Three friends with degrees in Philosophy, Journalism and Art History have turned a corner bar into a delicious miniature restaurant. They rework and modernize Galician and Basque cuisine classics in the form of dishes. On Saturday mornings, they officiate a ‘brunch’ with grilled toast and homemade jam that are a reason for pilgrimage.
Formerly Fortuny winery, this minimalist place owned by an English and an Australian defines itself as a gastropub. You can find original and delicious recipes, with British, Italian or Catalan influences, but always very original.
Good breakfasts, sweet and savory, and imaginative dishes such as ‘fried rabbit’, rabbit fried and battered in the North American style. Excellent homemade desserts. They make everything and everything good: from confit ribs grilled over low heat to the now omnipresent and very healthy ‘poke bowls’, those super salads with raw fish and 10,000 little things.
‘Our concept is’ breakfast all day ‘, but we did not want this to be a place for foreigners,’ they explain. They are a factual power in the neighborhood: the yayas of Sant Antoni have learned to order ‘pancakes’ with the Swiss. The menu is dizzying: there is EVERYTHING you can imagine in a diner, passed through the filter of Catalan proximity.
I still lick my mustaches, remembering Manchito’s Tail: ‘french toast’ to the limit of torrija with stirred egg and cheddar, fried bacon with supernatural crunch, a feast of unctuousness. Discover what can be made with a ‘pancake’, or the ‘po’boy’ sandwich, a spicy New Orleans shrimp sandwich.
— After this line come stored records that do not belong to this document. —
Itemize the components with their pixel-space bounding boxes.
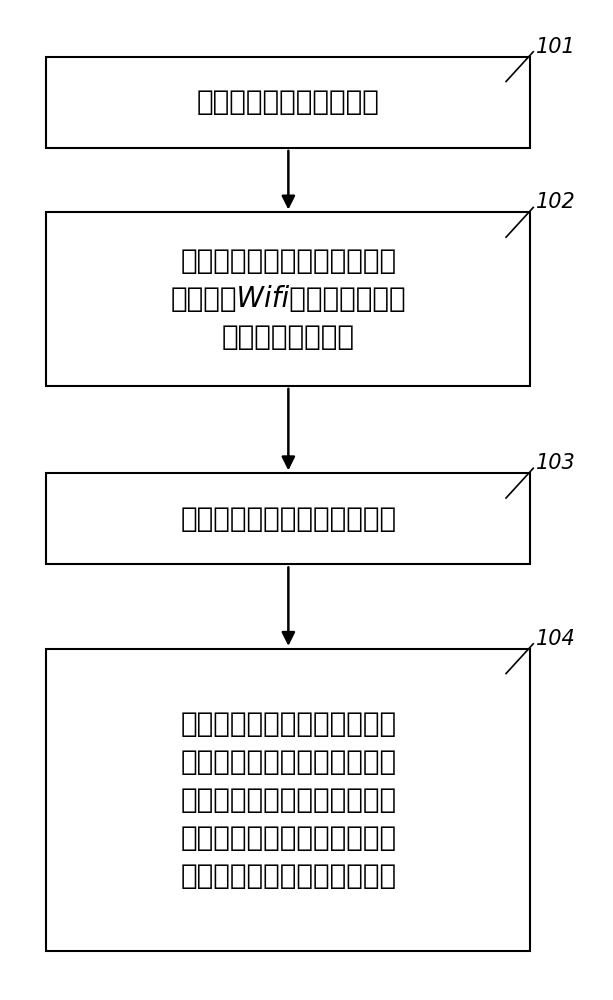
Bar [47, 473, 530, 564]
Text: 对所述特征信息进行解析处理: 对所述特征信息进行解析处理 [180, 505, 397, 533]
Text: 101: 101 [536, 37, 576, 57]
Text: 104: 104 [536, 629, 576, 649]
Bar [47, 212, 530, 386]
Text: 当手机进入监控区域时，监控
设备通过Wifi嗅探方式获取所
述手机的特征信息: 当手机进入监控区域时，监控 设备通过Wifi嗅探方式获取所 述手机的特征信息 [170, 247, 406, 351]
Text: 设置监控区域和监控设备: 设置监控区域和监控设备 [197, 88, 380, 116]
Text: 102: 102 [536, 192, 576, 212]
Text: 统计每个监控区域中的监控设
备获取的手机特征信息的集合
，基于某时刻某监控区域的手
机特征信息的集合生成该时刻
的所述监控区域的人群热力图: 统计每个监控区域中的监控设 备获取的手机特征信息的集合 ，基于某时刻某监控区域的… [180, 710, 397, 890]
Bar [47, 649, 530, 951]
Text: 103: 103 [536, 453, 576, 473]
Bar [47, 57, 530, 148]
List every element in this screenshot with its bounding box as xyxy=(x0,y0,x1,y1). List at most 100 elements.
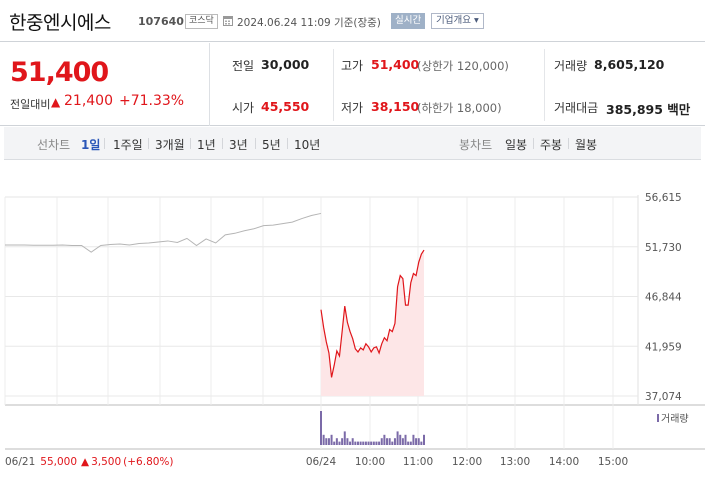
volume-bar xyxy=(386,438,389,445)
volume-bar xyxy=(396,431,399,445)
market-badge: 코스닥 xyxy=(185,14,218,29)
tab-monthly-candle[interactable]: 월봉 xyxy=(575,138,598,152)
volume-bar xyxy=(327,438,330,445)
x-tick-label: 11:00 xyxy=(403,456,433,468)
tab-separator xyxy=(568,138,569,149)
open-value: 45,550 xyxy=(261,99,310,114)
chart-period-tabs: 선차트 1일 1주일 3개월 1년 3년 5년 10년 봉차트 일봉 주봉 월봉 xyxy=(4,127,701,160)
volume-bar xyxy=(354,441,357,445)
volume-bar xyxy=(383,434,386,445)
change-rate: +71.33% xyxy=(119,93,185,109)
stock-code: 107640 xyxy=(138,15,184,28)
tab-3month[interactable]: 3개월 xyxy=(155,138,185,152)
tab-10year[interactable]: 10년 xyxy=(294,138,321,152)
open-label: 시가 xyxy=(232,101,255,115)
tab-1week[interactable]: 1주일 xyxy=(113,138,143,152)
price-chart[interactable]: 56,615 51,730 46,844 41,959 37,074 거래량 06/24 10… xyxy=(0,165,705,487)
tab-1year[interactable]: 1년 xyxy=(197,138,216,152)
change-label: 전일대비 xyxy=(10,98,51,111)
y-tick-label: 41,959 xyxy=(645,341,682,353)
realtime-button[interactable]: 실시간 xyxy=(391,13,426,29)
tab-separator xyxy=(533,138,534,149)
candle-chart-title: 봉차트 xyxy=(459,138,493,152)
volume-bar xyxy=(393,438,396,445)
volume-bar xyxy=(343,431,346,445)
divider xyxy=(333,49,334,121)
volume-bar xyxy=(404,434,407,445)
volume-bar xyxy=(333,441,336,445)
volume-bar xyxy=(399,434,402,445)
volume-bar xyxy=(338,441,341,445)
prev-day-date: 06/21 xyxy=(5,456,35,468)
volume-bar xyxy=(372,441,375,445)
prev-close-value: 30,000 xyxy=(261,57,310,72)
company-overview-button[interactable]: 기업개요 ▾ xyxy=(431,13,484,29)
stock-header: 한중엔시에스 107640 코스닥 2024.06.24 11:09 기준(장중… xyxy=(0,0,705,42)
volume-bar xyxy=(378,441,381,445)
y-tick-label: 46,844 xyxy=(645,292,682,304)
volume-bar xyxy=(349,441,352,445)
tab-weekly-candle[interactable]: 주봉 xyxy=(540,138,563,152)
volume-bar xyxy=(401,438,404,445)
volume-bar xyxy=(367,441,370,445)
current-price-box: 51,400 전일대비 ▲ 21,400 +71.33% xyxy=(0,43,210,126)
tab-separator xyxy=(190,138,191,149)
datetime: 2024.06.24 11:09 기준(장중) xyxy=(237,17,381,29)
prev-close-label: 전일 xyxy=(232,59,255,73)
volume-bar xyxy=(423,434,425,445)
tab-separator xyxy=(104,138,105,149)
x-tick-label: 12:00 xyxy=(452,456,482,468)
tab-3year[interactable]: 3년 xyxy=(229,138,248,152)
volume-label: 거래량 xyxy=(661,413,689,425)
volume-bar xyxy=(420,441,423,445)
stock-name: 한중엔시에스 xyxy=(9,12,111,34)
volume-bar xyxy=(417,438,420,445)
volume-bar xyxy=(346,438,349,445)
volume-bar xyxy=(351,438,354,445)
divider xyxy=(544,49,545,121)
high-label: 고가 xyxy=(341,59,364,73)
volume-bar xyxy=(415,438,418,445)
x-tick-label: 06/24 xyxy=(306,456,337,468)
calendar-icon xyxy=(223,16,233,26)
volume-bar xyxy=(330,434,333,445)
today-line xyxy=(320,249,425,378)
y-tick-label: 56,615 xyxy=(645,192,682,204)
volume-bar xyxy=(380,438,383,445)
x-tick-label: 10:00 xyxy=(355,456,385,468)
volume-bar xyxy=(362,441,365,445)
high-value: 51,400 xyxy=(371,57,420,72)
x-tick-label: 15:00 xyxy=(598,456,628,468)
volume-bar xyxy=(409,441,412,445)
volume-label: 거래량 xyxy=(554,59,588,73)
current-price: 51,400 xyxy=(10,57,109,88)
volume-bar xyxy=(364,441,367,445)
volume-bar xyxy=(388,438,391,445)
tab-separator xyxy=(222,138,223,149)
volume-bar xyxy=(407,441,410,445)
trade-amount-label: 거래대금 xyxy=(554,101,599,115)
volume-bar xyxy=(412,434,415,445)
volume-bar xyxy=(356,441,359,445)
tab-separator xyxy=(287,138,288,149)
volume-bar xyxy=(370,441,373,445)
up-arrow-icon: ▲ xyxy=(81,456,90,468)
upper-limit: (상한가 120,000) xyxy=(417,59,509,73)
tab-separator xyxy=(255,138,256,149)
price-summary: 51,400 전일대비 ▲ 21,400 +71.33% 전일 30,000 시… xyxy=(0,43,705,126)
tab-5year[interactable]: 5년 xyxy=(262,138,281,152)
lower-limit: (하한가 18,000) xyxy=(417,101,502,115)
x-tick-label: 13:00 xyxy=(500,456,530,468)
volume-bar xyxy=(341,438,344,445)
volume-bar xyxy=(391,441,394,445)
tab-daily-candle[interactable]: 일봉 xyxy=(505,138,528,152)
line-chart-title: 선차트 xyxy=(37,138,71,152)
low-label: 저가 xyxy=(341,101,364,115)
volume-bar xyxy=(375,441,378,445)
x-tick-label: 14:00 xyxy=(549,456,579,468)
tab-1day[interactable]: 1일 xyxy=(81,138,101,152)
up-arrow-icon: ▲ xyxy=(51,95,61,109)
today-area xyxy=(321,250,424,396)
prev-day-change: 3,500 xyxy=(91,456,121,468)
prev-day-line xyxy=(5,212,322,253)
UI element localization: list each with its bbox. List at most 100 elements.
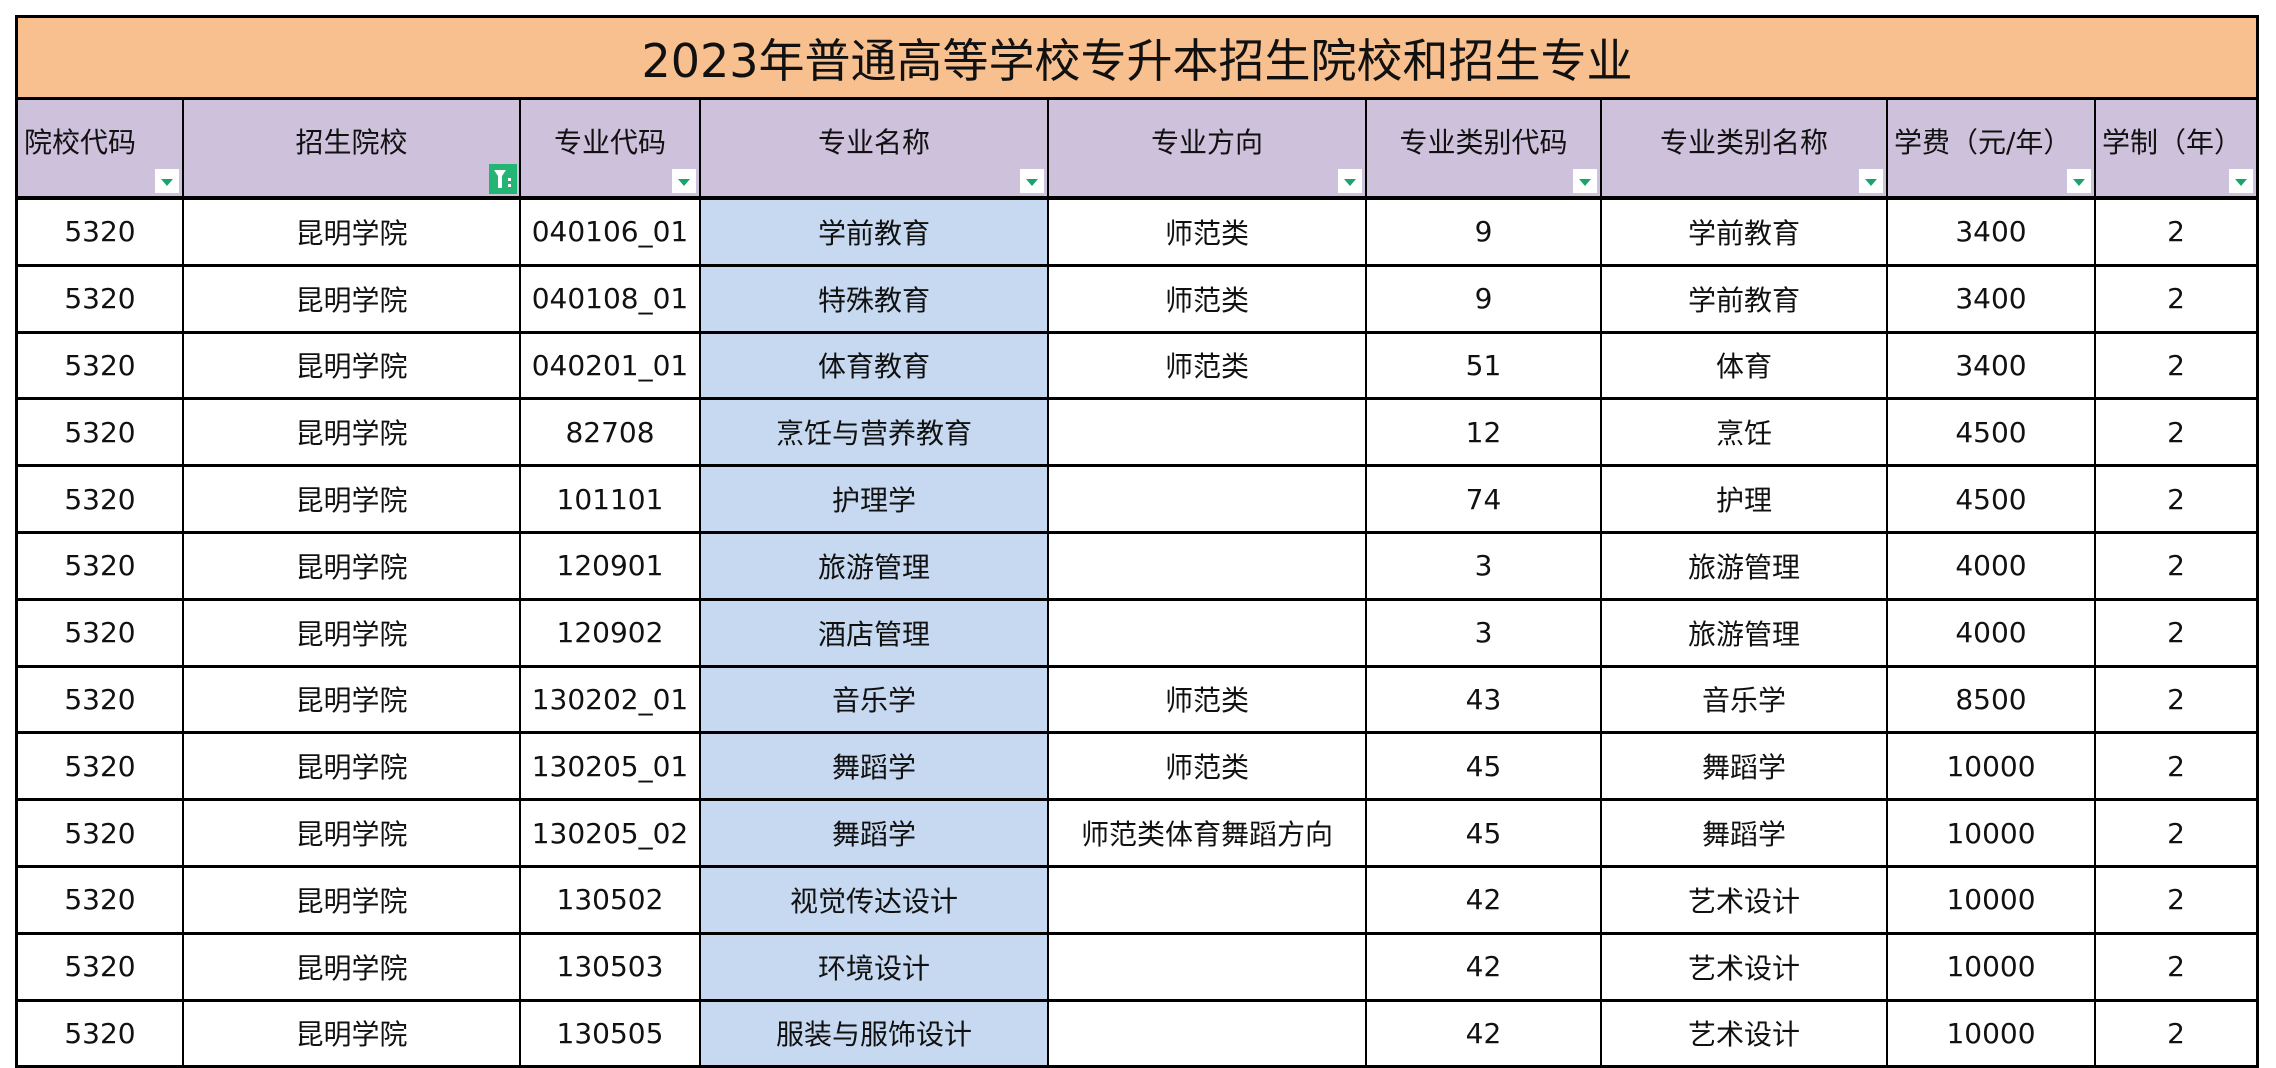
duration-cell[interactable]: 2 <box>2094 864 2256 934</box>
major-direction-cell[interactable]: 师范类 <box>1047 198 1366 266</box>
school-name-cell[interactable]: 昆明学院 <box>182 664 520 733</box>
filter-dropdown-button[interactable] <box>672 169 696 193</box>
category-code-cell[interactable]: 43 <box>1365 664 1601 733</box>
category-name-cell[interactable]: 体育 <box>1600 330 1887 399</box>
major-code-cell[interactable]: 130205_02 <box>519 798 700 867</box>
major-code-cell[interactable]: 130505 <box>519 998 700 1066</box>
school-code-cell[interactable]: 5320 <box>18 731 183 800</box>
school-name-cell[interactable]: 昆明学院 <box>182 397 520 466</box>
tuition-cell[interactable]: 4000 <box>1886 530 2095 600</box>
column-header-tuition[interactable]: 学费（元/年） <box>1886 100 2095 200</box>
category-name-cell[interactable]: 舞蹈学 <box>1600 731 1887 800</box>
school-name-cell[interactable]: 昆明学院 <box>182 530 520 600</box>
school-name-cell[interactable]: 昆明学院 <box>182 263 520 333</box>
category-name-cell[interactable]: 音乐学 <box>1600 664 1887 733</box>
active-filter-button[interactable] <box>489 164 517 194</box>
school-name-cell[interactable]: 昆明学院 <box>182 597 520 667</box>
school-code-cell[interactable]: 5320 <box>18 198 183 266</box>
duration-cell[interactable]: 2 <box>2094 998 2256 1066</box>
major-direction-cell[interactable]: 师范类 <box>1047 731 1366 800</box>
category-name-cell[interactable]: 舞蹈学 <box>1600 798 1887 867</box>
major-name-cell[interactable]: 护理学 <box>699 464 1048 533</box>
school-code-cell[interactable]: 5320 <box>18 530 183 600</box>
column-header-major-direction[interactable]: 专业方向 <box>1047 100 1366 200</box>
category-code-cell[interactable]: 42 <box>1365 864 1601 934</box>
category-code-cell[interactable]: 9 <box>1365 198 1601 266</box>
tuition-cell[interactable]: 4500 <box>1886 397 2095 466</box>
major-name-cell[interactable]: 体育教育 <box>699 330 1048 399</box>
major-direction-cell[interactable] <box>1047 530 1366 600</box>
major-name-cell[interactable]: 舞蹈学 <box>699 798 1048 867</box>
major-direction-cell[interactable] <box>1047 597 1366 667</box>
major-code-cell[interactable]: 101101 <box>519 464 700 533</box>
major-direction-cell[interactable] <box>1047 998 1366 1066</box>
duration-cell[interactable]: 2 <box>2094 530 2256 600</box>
filter-dropdown-button[interactable] <box>2067 169 2091 193</box>
duration-cell[interactable]: 2 <box>2094 597 2256 667</box>
major-direction-cell[interactable]: 师范类体育舞蹈方向 <box>1047 798 1366 867</box>
major-direction-cell[interactable]: 师范类 <box>1047 664 1366 733</box>
major-name-cell[interactable]: 酒店管理 <box>699 597 1048 667</box>
major-code-cell[interactable]: 130202_01 <box>519 664 700 733</box>
school-code-cell[interactable]: 5320 <box>18 931 183 1001</box>
column-header-major-code[interactable]: 专业代码 <box>519 100 700 200</box>
duration-cell[interactable]: 2 <box>2094 731 2256 800</box>
major-code-cell[interactable]: 130503 <box>519 931 700 1001</box>
major-direction-cell[interactable]: 师范类 <box>1047 263 1366 333</box>
category-code-cell[interactable]: 3 <box>1365 597 1601 667</box>
filter-dropdown-button[interactable] <box>1020 169 1044 193</box>
major-direction-cell[interactable] <box>1047 464 1366 533</box>
school-code-cell[interactable]: 5320 <box>18 998 183 1066</box>
school-code-cell[interactable]: 5320 <box>18 464 183 533</box>
category-code-cell[interactable]: 51 <box>1365 330 1601 399</box>
school-code-cell[interactable]: 5320 <box>18 397 183 466</box>
school-code-cell[interactable]: 5320 <box>18 664 183 733</box>
column-header-duration[interactable]: 学制（年） <box>2094 100 2256 200</box>
category-name-cell[interactable]: 艺术设计 <box>1600 998 1887 1066</box>
major-code-cell[interactable]: 130205_01 <box>519 731 700 800</box>
school-code-cell[interactable]: 5320 <box>18 864 183 934</box>
category-code-cell[interactable]: 9 <box>1365 263 1601 333</box>
category-code-cell[interactable]: 45 <box>1365 731 1601 800</box>
filter-dropdown-button[interactable] <box>1338 169 1362 193</box>
tuition-cell[interactable]: 10000 <box>1886 798 2095 867</box>
major-name-cell[interactable]: 烹饪与营养教育 <box>699 397 1048 466</box>
filter-dropdown-button[interactable] <box>2229 169 2253 193</box>
tuition-cell[interactable]: 3400 <box>1886 198 2095 266</box>
major-name-cell[interactable]: 视觉传达设计 <box>699 864 1048 934</box>
major-code-cell[interactable]: 130502 <box>519 864 700 934</box>
major-name-cell[interactable]: 音乐学 <box>699 664 1048 733</box>
category-name-cell[interactable]: 旅游管理 <box>1600 597 1887 667</box>
duration-cell[interactable]: 2 <box>2094 330 2256 399</box>
filter-dropdown-button[interactable] <box>155 169 179 193</box>
category-code-cell[interactable]: 12 <box>1365 397 1601 466</box>
school-code-cell[interactable]: 5320 <box>18 263 183 333</box>
school-name-cell[interactable]: 昆明学院 <box>182 464 520 533</box>
school-code-cell[interactable]: 5320 <box>18 330 183 399</box>
tuition-cell[interactable]: 10000 <box>1886 864 2095 934</box>
category-name-cell[interactable]: 艺术设计 <box>1600 931 1887 1001</box>
column-header-category-code[interactable]: 专业类别代码 <box>1365 100 1601 200</box>
filter-dropdown-button[interactable] <box>1573 169 1597 193</box>
major-code-cell[interactable]: 040201_01 <box>519 330 700 399</box>
major-name-cell[interactable]: 特殊教育 <box>699 263 1048 333</box>
major-direction-cell[interactable]: 师范类 <box>1047 330 1366 399</box>
category-name-cell[interactable]: 烹饪 <box>1600 397 1887 466</box>
category-code-cell[interactable]: 45 <box>1365 798 1601 867</box>
major-direction-cell[interactable] <box>1047 931 1366 1001</box>
tuition-cell[interactable]: 10000 <box>1886 931 2095 1001</box>
school-name-cell[interactable]: 昆明学院 <box>182 731 520 800</box>
duration-cell[interactable]: 2 <box>2094 198 2256 266</box>
major-name-cell[interactable]: 学前教育 <box>699 198 1048 266</box>
category-code-cell[interactable]: 74 <box>1365 464 1601 533</box>
tuition-cell[interactable]: 3400 <box>1886 330 2095 399</box>
major-code-cell[interactable]: 120902 <box>519 597 700 667</box>
tuition-cell[interactable]: 4500 <box>1886 464 2095 533</box>
column-header-category-name[interactable]: 专业类别名称 <box>1600 100 1887 200</box>
major-direction-cell[interactable] <box>1047 397 1366 466</box>
major-name-cell[interactable]: 环境设计 <box>699 931 1048 1001</box>
tuition-cell[interactable]: 4000 <box>1886 597 2095 667</box>
school-code-cell[interactable]: 5320 <box>18 798 183 867</box>
category-name-cell[interactable]: 学前教育 <box>1600 198 1887 266</box>
major-name-cell[interactable]: 舞蹈学 <box>699 731 1048 800</box>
Although people come a lot for breakfast, the owner of Mama’s Cafe prefers the label’ diner ‘- an informal American restaurant. Here, throughout the time slot, you will find very powerful breakfasts – be careful, available all day – dishes of the day and gourmet sandwiches with the most organic raw materials. Excellent cakes and a delicious indoor terrace!